Alright I did that, and I got the following notice when loading the library:
WARNING: Token 'DPHRASE' defined, but not used
WARNING: Token 'SEPARATOR' defined, but not used
WARNING: There are 2 unused tokens
Generating LALR tables
WARNING: 11 shift/reduce conflicts
Output is still the same as before :/
Yes sorry, you have to write a rule:
def p_double_quoting(p):
'unary_expression : DPHRASE'
p[0] = p[1]
Alright did that, now got this warning when importing the library:
WARNING: Token 'SEPARATOR' defined, but not used
WARNING: There are 1 unused tokens
Generating LALR tables
WARNING: 11 shift/reduce conflicts
And still get the same output when parsing. Is there anywhere I need to point to this rule that I've added?
Yes sorry, you should also try yourself ;-) just mimic what's done for PHRASE and report here when you're done !
So yes you have to add it there:
def p_phrase_or_term(p):
'''phrase_or_term : TERM
| PHRASE
| DPHRASE'''
p[0] = p[1]
Also you may want to add it to p_proximity
:
def p_proximity(p):
'''unary_expression : PHRASE APPROX
| DPHRASE APPROX'''
p[0] = Proximity(p[1], p[2])
Unfortunately still getting the exact same output as before after trying that.

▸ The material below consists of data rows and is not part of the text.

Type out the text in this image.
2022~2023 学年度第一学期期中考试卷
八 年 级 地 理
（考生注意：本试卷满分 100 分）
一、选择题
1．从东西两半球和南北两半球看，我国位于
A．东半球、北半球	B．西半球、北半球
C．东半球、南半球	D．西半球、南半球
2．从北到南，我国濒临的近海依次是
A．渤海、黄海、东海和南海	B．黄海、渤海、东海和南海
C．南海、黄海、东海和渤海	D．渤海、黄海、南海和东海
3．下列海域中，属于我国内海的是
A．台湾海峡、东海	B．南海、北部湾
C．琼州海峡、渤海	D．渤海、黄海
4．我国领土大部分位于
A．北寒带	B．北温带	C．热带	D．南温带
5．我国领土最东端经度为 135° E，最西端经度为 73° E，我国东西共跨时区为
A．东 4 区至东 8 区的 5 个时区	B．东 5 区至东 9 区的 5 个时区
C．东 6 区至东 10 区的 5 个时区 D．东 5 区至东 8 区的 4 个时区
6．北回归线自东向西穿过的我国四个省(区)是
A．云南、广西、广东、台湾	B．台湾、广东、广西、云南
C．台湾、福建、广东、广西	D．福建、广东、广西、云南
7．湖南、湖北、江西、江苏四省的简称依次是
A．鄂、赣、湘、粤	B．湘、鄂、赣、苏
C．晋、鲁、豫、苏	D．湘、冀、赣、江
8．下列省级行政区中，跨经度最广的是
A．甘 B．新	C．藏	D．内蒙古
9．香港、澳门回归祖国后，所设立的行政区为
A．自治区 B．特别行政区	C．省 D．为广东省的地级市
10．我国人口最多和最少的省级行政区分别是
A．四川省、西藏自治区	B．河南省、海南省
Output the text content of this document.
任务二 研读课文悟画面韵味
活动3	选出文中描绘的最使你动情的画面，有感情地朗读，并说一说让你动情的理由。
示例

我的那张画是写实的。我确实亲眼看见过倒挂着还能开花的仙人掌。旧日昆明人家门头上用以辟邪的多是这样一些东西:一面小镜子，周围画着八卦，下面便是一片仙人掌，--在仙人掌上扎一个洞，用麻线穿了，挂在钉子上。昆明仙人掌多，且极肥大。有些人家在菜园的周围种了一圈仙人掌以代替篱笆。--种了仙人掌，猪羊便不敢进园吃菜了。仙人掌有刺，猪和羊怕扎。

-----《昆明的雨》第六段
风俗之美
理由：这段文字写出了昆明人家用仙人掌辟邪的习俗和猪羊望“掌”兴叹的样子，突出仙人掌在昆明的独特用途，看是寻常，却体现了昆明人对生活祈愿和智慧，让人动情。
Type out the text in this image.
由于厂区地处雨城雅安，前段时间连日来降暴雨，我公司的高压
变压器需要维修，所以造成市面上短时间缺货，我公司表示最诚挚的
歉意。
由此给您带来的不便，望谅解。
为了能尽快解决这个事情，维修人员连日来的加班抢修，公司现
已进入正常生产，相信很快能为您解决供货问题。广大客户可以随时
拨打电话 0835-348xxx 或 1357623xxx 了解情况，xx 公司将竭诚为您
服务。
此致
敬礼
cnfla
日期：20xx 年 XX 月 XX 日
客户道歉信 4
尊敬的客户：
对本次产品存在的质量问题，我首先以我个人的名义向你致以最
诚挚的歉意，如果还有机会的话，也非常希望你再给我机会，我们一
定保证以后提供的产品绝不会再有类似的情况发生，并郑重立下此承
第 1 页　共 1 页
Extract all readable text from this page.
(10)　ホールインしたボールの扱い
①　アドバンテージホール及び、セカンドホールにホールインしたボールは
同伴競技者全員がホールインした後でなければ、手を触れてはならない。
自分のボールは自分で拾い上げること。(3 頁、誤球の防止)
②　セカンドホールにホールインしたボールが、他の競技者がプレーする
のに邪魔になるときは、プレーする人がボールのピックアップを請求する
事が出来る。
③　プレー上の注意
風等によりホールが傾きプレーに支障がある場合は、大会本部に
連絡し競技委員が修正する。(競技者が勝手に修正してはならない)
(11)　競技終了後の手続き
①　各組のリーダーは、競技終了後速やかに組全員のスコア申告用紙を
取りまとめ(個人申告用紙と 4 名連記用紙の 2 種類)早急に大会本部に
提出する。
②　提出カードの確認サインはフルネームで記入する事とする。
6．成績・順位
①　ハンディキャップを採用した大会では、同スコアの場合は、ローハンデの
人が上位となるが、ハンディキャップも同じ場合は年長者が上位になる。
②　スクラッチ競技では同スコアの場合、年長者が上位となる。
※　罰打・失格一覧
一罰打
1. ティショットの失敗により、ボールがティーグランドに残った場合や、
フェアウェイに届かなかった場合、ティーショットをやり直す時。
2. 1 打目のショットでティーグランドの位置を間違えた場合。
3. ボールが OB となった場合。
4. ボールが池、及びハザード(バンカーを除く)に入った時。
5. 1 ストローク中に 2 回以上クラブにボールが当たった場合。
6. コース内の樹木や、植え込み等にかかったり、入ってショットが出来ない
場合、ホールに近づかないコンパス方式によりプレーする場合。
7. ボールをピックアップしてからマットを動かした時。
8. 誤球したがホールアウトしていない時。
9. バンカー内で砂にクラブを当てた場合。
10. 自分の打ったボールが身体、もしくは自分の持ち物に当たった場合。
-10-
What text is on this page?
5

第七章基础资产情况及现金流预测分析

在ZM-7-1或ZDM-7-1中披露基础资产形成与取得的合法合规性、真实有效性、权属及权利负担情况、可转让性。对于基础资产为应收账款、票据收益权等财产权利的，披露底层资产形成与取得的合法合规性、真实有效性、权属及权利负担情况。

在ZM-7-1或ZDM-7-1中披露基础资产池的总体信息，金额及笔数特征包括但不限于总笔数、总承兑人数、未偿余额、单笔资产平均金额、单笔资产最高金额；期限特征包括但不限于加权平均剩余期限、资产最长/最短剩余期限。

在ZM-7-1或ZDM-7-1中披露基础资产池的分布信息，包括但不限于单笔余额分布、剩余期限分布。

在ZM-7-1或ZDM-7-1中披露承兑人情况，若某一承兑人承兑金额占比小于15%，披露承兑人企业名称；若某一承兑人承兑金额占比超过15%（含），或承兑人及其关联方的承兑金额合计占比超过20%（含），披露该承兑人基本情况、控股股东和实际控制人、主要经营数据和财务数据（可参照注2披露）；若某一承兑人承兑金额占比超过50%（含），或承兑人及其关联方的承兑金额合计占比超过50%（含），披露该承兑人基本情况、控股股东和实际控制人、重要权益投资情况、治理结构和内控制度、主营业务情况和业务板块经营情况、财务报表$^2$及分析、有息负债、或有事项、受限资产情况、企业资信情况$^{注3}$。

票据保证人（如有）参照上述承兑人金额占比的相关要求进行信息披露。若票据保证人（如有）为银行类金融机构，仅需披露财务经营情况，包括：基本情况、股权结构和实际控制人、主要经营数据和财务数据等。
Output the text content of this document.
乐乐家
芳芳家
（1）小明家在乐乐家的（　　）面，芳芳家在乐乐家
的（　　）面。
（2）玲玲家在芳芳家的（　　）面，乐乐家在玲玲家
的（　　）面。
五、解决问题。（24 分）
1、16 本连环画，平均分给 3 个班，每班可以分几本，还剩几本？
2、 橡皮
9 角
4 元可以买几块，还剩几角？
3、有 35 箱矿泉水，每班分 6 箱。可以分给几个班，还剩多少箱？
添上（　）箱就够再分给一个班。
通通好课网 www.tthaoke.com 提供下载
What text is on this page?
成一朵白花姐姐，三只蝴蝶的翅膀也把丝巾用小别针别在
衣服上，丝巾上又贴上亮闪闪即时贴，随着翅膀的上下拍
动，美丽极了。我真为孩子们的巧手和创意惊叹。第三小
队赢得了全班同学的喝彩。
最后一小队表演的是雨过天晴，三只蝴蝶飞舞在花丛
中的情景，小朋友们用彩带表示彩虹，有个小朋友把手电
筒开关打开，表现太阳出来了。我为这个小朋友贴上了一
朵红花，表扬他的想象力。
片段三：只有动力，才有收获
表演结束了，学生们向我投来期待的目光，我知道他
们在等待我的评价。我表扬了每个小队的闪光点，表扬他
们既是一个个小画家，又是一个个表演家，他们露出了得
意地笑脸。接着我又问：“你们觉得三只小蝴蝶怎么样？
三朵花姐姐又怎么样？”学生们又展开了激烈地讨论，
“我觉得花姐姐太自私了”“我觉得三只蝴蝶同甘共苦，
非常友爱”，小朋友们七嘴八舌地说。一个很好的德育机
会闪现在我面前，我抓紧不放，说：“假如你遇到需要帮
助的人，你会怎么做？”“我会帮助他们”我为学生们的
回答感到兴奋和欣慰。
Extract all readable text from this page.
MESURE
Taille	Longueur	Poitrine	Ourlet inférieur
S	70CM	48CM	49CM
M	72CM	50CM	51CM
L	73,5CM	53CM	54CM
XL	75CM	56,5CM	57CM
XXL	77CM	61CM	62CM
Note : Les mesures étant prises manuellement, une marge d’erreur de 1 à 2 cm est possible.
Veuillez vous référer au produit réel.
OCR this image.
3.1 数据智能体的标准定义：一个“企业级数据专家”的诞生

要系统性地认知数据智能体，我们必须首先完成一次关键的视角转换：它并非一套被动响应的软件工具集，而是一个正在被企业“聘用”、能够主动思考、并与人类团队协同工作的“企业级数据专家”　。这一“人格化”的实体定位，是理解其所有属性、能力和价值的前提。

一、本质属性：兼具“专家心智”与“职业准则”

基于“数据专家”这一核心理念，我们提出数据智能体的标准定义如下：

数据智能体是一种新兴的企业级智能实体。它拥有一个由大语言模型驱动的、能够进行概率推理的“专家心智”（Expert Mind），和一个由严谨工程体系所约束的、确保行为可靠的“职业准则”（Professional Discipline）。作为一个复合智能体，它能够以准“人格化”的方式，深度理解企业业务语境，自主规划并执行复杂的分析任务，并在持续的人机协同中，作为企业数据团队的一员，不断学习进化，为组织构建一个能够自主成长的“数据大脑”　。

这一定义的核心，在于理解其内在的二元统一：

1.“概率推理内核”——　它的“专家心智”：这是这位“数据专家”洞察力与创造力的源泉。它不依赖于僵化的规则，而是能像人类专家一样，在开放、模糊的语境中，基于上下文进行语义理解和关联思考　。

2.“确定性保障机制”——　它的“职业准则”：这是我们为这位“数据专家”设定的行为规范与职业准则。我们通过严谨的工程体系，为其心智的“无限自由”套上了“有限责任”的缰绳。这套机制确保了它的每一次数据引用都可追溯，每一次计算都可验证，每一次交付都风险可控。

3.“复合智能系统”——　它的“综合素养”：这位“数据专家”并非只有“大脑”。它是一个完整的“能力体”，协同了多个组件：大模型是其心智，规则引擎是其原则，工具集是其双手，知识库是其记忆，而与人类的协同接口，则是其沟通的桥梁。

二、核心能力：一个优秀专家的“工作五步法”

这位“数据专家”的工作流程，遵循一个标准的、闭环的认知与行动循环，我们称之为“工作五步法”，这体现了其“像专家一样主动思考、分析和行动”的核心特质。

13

Maybe you have to change PHRASE_RE so that it does not match ""
alone ? Or at least ""
followed by some char.
So maybe
PHRASE_RE = r'''
(?P<phrase> # phrase
" # opening quote
(?: # repeating
[^\\"] # - a char which is not escape or end of phrase
| # OR
\\. # - an escaped char
)+
" # closing quote
| # or
""(?!\w) # empty quote but no char after
)'''
@alexgarel That seems to have done the trick! Thanks very much.